En mi casa no había libros. Tampoco en las casas de los amigos, cuando la infancia y ya de adolescentes. Un día descubrí unos pocos en una caja de zapatos. No sé por qué antes todo se guardaba en las cajas de zapatos. Eran como el cofre donde se escondía el tesoro en los cuentos de piratas. En esa caja había un libro con las poesías de García Lorca y el Tenorio de José Zorrilla. A lo mejor es porque a mi padre le gustaba el teatro y dirigía el grupo artístico del pueblo. También era el actor principal y dicen que era el mejor entre los que hacían teatro por los pueblos de la Serranía. No lo sé, yo sólo lo vi una vez, haciendo de don Juan Tenorio la noche de las ánimas, a la que ahora le han cambiado abruptamente el nombre por el de Halloween. Si Bécquer levantara la cabeza seguro que se nos aparecía por las noches y nos convertía en muertos vivientes vagando, como almas en pena, por las nieves sorianas del Moncayo. Luego nos fuimos a vivir a otros pueblos, el primero a Vilamarxant, y recuerdo que la camioneta, al llegar a la replaça donde estaba el horno que habían comprado mis padres, iba cargada con los muebles, no sé si había también una máquina de coser y una radio en la que, todas las tardes, mi madre y un grupo de vecinas escuchaban Ama Rosa.

En aquellos años las bibliotecas apenas existían. Sin embargo, la gente leía mucho. Claro que no leía las obras maestras de la literatura, sino unas novelitas que se vendían en los quioscos o las traía el autobús de línea una vez a la semana. Tenían cubiertas fantásticas y en la contraportada de las más modernas se anunciaban los pantalones Lois, el coñac Veterano o biografías de artistas famosos como Maurice Chevalier o Richard Widmark. Eran historias del Oeste, del FBI, de Ciencia-Ficción, y también de las que se llamaban «de chicas», en las que quien se llevaba la palma era Corín Tellado.

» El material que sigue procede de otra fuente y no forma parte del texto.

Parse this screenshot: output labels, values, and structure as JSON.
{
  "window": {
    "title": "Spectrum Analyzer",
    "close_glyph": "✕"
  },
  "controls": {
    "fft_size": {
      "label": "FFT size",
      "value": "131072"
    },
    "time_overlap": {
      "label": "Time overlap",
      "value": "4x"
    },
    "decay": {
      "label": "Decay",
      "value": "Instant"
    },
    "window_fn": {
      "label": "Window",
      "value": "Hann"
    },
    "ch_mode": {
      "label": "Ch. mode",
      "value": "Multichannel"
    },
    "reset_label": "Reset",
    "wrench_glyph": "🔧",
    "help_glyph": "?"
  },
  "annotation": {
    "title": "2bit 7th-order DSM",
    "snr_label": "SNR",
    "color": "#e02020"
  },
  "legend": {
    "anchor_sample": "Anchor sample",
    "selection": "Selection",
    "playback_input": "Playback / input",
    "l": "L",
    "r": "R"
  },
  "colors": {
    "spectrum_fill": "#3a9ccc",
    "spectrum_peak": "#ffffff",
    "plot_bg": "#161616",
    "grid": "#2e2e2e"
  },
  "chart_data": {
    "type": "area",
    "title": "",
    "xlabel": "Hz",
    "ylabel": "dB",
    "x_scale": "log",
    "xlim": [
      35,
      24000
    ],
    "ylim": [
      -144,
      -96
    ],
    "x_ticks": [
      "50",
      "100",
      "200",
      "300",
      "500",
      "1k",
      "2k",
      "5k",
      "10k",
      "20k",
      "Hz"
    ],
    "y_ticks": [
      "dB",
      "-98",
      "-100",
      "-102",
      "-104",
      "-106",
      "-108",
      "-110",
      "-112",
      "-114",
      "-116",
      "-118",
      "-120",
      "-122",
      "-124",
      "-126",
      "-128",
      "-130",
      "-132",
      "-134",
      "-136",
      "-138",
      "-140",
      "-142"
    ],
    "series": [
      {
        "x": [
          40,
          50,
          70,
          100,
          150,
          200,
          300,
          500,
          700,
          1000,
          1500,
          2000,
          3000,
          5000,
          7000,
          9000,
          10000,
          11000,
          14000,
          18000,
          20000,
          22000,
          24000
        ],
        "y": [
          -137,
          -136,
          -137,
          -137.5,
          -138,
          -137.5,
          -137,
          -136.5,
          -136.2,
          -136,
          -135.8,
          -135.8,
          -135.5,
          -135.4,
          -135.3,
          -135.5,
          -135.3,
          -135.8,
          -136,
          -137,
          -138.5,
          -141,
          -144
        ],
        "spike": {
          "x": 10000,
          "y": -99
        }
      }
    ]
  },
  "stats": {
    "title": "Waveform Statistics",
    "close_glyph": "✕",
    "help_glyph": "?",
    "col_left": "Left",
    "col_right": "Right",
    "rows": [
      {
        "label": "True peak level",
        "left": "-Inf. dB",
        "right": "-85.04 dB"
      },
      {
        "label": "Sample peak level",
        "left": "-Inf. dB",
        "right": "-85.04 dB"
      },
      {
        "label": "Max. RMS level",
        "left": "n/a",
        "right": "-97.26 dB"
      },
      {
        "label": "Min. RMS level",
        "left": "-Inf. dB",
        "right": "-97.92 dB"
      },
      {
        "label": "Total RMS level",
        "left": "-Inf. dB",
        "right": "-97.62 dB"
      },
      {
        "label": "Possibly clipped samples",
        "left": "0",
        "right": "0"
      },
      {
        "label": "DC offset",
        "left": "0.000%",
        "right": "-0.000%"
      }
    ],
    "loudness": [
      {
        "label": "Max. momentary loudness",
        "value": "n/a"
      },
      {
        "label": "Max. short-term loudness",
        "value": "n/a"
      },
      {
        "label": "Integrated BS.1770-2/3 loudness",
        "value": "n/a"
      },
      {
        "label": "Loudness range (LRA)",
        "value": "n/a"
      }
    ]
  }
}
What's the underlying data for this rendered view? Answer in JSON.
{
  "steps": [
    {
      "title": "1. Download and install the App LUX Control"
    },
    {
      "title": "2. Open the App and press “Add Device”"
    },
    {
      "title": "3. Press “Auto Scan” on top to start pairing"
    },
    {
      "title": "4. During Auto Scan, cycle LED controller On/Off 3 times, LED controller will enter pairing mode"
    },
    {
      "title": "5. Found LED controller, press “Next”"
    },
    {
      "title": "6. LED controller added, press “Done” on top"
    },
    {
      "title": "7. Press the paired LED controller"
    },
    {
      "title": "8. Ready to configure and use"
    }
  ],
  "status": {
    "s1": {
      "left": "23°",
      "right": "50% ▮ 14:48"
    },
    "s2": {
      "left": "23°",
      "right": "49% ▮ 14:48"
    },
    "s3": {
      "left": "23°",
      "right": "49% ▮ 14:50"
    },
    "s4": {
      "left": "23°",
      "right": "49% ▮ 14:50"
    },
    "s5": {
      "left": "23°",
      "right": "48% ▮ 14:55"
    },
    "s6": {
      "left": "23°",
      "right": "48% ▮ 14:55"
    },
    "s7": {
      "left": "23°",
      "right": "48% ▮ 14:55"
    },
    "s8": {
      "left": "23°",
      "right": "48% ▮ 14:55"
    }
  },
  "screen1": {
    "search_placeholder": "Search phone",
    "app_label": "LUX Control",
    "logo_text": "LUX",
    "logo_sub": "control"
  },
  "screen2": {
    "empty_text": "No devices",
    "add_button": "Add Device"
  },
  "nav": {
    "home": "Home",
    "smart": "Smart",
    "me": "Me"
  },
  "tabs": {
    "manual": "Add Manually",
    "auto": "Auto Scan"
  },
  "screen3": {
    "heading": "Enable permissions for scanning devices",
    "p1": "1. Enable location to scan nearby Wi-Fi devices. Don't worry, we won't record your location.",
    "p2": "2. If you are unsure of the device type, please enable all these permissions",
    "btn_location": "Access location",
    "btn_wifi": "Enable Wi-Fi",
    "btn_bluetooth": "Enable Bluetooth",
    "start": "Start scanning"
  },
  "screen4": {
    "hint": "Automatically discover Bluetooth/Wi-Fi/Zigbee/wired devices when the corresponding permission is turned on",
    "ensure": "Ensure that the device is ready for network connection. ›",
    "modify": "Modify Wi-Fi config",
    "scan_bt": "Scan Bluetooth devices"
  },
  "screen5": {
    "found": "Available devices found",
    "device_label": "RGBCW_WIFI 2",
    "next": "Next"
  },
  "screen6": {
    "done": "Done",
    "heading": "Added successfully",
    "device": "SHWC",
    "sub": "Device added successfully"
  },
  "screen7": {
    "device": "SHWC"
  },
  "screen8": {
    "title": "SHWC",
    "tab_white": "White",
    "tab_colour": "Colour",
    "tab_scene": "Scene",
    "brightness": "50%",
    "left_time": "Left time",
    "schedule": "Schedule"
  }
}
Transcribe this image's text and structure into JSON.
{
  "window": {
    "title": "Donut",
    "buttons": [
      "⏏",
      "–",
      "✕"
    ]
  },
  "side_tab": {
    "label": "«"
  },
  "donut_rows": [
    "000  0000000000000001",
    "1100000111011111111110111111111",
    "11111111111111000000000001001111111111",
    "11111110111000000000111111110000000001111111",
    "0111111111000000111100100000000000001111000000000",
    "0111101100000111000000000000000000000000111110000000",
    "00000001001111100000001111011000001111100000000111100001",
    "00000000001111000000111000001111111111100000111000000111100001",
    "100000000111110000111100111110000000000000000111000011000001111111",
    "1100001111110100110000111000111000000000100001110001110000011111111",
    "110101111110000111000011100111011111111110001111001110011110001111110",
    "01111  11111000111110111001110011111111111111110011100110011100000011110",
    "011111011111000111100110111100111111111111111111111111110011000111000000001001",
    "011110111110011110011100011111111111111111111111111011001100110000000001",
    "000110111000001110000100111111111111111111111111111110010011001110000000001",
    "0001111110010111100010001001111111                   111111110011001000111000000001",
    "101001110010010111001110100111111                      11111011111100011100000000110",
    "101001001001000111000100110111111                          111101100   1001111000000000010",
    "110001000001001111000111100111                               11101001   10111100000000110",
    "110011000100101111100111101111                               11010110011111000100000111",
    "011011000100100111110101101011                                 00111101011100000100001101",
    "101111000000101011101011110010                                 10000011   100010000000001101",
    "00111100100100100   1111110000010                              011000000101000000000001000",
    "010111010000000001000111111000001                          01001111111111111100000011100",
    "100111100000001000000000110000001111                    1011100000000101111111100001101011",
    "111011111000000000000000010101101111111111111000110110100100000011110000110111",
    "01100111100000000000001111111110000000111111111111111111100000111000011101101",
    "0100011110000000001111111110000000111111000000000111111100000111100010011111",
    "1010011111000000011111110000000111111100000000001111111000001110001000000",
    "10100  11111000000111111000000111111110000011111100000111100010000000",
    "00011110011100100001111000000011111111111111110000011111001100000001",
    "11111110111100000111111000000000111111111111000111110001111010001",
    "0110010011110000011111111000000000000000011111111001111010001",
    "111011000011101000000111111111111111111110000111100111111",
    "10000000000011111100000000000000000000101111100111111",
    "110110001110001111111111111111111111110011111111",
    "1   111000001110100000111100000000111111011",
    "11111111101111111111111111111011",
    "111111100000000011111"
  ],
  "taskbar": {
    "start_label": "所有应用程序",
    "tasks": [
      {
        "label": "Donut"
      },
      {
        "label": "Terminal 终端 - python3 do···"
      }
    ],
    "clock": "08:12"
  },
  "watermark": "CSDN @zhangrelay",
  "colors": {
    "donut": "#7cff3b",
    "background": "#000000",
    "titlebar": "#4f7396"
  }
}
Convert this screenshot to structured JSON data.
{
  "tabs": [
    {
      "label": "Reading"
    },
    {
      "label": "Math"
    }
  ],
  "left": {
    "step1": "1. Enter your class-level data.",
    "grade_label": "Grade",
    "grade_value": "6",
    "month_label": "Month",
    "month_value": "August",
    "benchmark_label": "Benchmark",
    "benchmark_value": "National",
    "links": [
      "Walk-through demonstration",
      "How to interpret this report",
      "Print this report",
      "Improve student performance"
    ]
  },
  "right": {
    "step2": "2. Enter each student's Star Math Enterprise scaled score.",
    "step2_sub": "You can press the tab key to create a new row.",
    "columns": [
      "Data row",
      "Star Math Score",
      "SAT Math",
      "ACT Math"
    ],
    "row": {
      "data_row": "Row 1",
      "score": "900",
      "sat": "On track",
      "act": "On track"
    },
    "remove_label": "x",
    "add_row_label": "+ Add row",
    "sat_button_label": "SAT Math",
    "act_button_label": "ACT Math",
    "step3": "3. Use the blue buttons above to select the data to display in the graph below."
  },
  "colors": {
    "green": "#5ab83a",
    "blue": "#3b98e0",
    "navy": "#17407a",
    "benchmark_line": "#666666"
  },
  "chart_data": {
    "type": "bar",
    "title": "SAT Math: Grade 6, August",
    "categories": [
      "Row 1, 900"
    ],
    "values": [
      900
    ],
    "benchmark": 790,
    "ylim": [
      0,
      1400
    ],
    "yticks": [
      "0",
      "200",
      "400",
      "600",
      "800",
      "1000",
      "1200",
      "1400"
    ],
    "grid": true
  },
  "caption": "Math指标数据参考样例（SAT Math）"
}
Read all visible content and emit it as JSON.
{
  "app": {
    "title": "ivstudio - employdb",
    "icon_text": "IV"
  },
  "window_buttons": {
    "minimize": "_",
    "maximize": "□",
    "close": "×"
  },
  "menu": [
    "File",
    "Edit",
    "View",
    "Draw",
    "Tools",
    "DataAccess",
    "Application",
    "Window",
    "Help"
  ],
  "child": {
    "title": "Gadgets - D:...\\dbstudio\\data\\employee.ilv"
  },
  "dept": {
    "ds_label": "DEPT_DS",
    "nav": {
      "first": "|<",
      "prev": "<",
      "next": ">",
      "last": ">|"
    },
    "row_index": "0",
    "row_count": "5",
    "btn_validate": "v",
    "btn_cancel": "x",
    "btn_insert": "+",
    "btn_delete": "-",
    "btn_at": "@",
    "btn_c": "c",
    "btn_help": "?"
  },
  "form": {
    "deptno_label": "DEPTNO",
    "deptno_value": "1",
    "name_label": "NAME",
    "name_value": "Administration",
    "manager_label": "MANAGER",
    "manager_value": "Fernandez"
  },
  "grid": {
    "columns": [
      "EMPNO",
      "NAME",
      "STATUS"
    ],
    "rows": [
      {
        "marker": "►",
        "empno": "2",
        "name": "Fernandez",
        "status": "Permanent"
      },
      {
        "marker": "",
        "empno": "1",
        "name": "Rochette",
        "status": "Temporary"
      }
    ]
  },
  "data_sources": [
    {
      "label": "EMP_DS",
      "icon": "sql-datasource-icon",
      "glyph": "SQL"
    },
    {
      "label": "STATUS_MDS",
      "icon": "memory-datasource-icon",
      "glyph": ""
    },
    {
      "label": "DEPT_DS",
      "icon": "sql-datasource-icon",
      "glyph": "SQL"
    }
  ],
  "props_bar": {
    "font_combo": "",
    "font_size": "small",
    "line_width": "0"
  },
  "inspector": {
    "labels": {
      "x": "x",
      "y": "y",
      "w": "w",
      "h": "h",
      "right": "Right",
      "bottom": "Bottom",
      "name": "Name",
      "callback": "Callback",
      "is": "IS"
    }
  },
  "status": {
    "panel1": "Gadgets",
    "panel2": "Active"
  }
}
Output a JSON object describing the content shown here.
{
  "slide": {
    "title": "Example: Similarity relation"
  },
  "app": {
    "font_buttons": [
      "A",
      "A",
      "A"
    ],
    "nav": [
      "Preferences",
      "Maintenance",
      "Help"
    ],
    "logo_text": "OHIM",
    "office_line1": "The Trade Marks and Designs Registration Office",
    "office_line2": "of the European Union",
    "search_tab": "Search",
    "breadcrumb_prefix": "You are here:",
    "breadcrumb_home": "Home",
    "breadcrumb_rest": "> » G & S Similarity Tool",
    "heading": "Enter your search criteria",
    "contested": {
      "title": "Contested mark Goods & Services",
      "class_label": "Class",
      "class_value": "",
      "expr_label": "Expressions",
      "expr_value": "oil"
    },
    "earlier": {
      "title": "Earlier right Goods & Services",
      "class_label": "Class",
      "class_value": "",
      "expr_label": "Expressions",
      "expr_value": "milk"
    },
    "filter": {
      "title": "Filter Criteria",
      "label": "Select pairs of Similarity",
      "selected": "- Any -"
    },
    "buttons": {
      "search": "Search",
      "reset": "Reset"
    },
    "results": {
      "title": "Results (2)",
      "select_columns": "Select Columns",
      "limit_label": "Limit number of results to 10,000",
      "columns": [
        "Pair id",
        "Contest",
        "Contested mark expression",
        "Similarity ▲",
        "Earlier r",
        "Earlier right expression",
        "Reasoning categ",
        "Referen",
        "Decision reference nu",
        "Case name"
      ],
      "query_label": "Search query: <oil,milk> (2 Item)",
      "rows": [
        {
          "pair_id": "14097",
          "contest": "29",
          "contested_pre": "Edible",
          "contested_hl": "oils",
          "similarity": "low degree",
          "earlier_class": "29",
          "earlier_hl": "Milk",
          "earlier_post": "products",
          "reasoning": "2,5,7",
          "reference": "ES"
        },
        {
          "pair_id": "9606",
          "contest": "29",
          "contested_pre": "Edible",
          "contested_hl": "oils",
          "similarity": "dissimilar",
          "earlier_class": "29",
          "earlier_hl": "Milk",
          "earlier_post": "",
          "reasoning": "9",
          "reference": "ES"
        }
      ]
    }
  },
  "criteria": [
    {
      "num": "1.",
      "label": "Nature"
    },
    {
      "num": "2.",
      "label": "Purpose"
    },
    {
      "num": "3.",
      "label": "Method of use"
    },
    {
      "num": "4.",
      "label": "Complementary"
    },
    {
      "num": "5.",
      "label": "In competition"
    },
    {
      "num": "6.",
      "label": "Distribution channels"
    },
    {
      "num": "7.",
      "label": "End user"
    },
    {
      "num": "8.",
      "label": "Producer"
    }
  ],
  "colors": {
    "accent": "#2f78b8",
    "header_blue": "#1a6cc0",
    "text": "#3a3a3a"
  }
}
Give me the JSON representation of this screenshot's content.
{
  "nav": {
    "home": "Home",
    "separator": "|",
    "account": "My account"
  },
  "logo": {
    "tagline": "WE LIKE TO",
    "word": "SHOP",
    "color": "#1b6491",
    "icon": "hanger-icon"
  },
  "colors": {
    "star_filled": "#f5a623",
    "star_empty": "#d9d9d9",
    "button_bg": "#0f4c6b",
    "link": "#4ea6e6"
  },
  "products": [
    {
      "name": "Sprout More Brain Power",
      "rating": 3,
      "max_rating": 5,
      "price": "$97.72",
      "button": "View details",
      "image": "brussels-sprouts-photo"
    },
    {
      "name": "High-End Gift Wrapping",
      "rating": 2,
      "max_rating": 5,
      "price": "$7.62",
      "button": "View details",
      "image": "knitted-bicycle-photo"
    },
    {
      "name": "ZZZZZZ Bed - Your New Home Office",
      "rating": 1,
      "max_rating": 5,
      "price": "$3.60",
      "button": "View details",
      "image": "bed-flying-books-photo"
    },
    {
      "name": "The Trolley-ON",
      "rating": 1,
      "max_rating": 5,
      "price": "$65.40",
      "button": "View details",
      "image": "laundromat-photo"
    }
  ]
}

Ya sé que no era gran literatura la de esas novelitas. Imposible que lo fuera si pensamos que sus autores se escribían dos o tres a la semana. Sin embargo, sí que había algunos de esos escritores que cuidaban mucho sus relatos. Todos tenían nombres extranjeros. El motivo era doble: la editorial decía que cómo se iban a vender novelas del Oeste llamándose el autor Francisco González Ledesma. Y por eso se puso Silver Kane en sus novelas. O de Ciencia-Ficción con el nombre de Pascual Enguídanos, que era de Llíria y se vio convertido en los más exóticos George H. White o Van S. Smith. El otro motivo tenía que ver con la política: muchos de esos escritores eran republicanos represaliados y no era conveniente para el negocio editorial buscarse problemas con las autoridades de la dictadura. El caso es que con esos libros empecé a sentir una casi enfermiza pasión por la lectura. Nunca abandoné esas novelas, nunca. Y, entre muchos otros, aquí están los nombres de Alf Regaldie y A. Rolcest para completar, con los dos anteriores, un auténtico póquer de ases. El primero se llamaba Alfonso Arizmendi Regaldie y sufrió siete años de cárcel después de la guerra. También supo de la represión franquista Arsenio Olcina Esteve, joven anarquista de Alcoi que escogió el seudónimo de A. Rolcest para firmar sus novelas.

Este domingo -dedicado a la Fira del Llibre de València, cuyo inicio en estos días ha sido postergado por la crisis pandémica- quería ofrecerles a ustedes un entrañable mano a mano con el recuerdo, que es uno de los juegos más hermosos del confinamiento. Y con ese recuerdo, el homenaje a quienes me enseñaron a amar apasionadamente los libros, esos libros que alguna gente seguirá guardando en una caja de zapatos, como si fueran esas cajas el cofre donde se escondía el tesoro en los cuentos de piratas.